My biggest fear is not that the world will be different when all this is over, but that it won’t be—that we won’t have learned the lessons about the fragility of our political and economic system, that those most vital to society aren’t the wealthy but those who get shit done every day, whether they’re stocking shelves or caring for the ill.
It’s a bit ironic to think that one of my standard riffs in my lectures on the nature of power is to get my students to imagine how long my authority as a professor would last into a zombie apocalypse. Think about it, I say: you’ve all paid tuition to sit in this class; I am granted authority both tacit and explicit as someone with a doctorate in this subject to run this class and evaluate your work. The very room is arranged with that power dynamic in mind. But if the zombie apocalypse happens while we’re in here, it’s quite likely that my usefulness will be reduced to being shoved out into the hallway to see if the coast is clear.

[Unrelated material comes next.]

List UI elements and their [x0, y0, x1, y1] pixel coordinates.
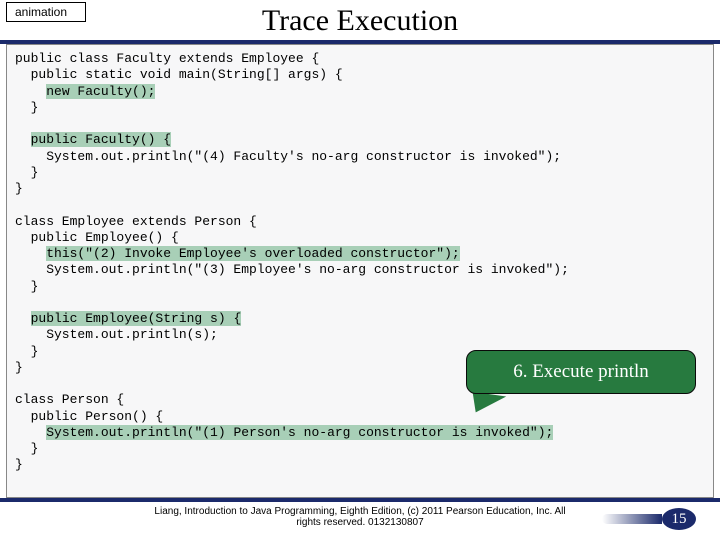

I can’t help feeling like we’re sort of in a moment like that now. It’s vital that when we come out the other side of this, we remember who kept things running, who put themselves in harm’s way for minimum wage, and who deserves the greatest consideration when we rethink everything. The biggest problem with our fascination with apocalyptic narratives, as has been observed by Jameson and Zizek and others, is that they comprise a failure of imagination—that it’s easier to imagine the wholesale destruction of capitalism than any sort of functional alternative. This failure, in a nutshell, is what I mean by “hopeful nihilism”—the idea that burning it all down will somehow make way for something better, without any clear idea of what “better” entails. It should go without saying that this kind of thinking was at least partially responsible for the election of Donald Trump (one of my more glib titles for the hopeful nihilism essay is “Were the Zombies Trying to Warn Us About Trump?”).
One sentiment that made the rounds on social media that made me laugh was someone who, commenting on the fact that quarantined Italians were singing from their balconies, said “I can’t sing opera, so I plan to conduct a PowerPoint presentation from my balcony this evening.” I laughed at that, thinking that my equivalent would be to deliver a rambling lecture on postmodernism from my balcony.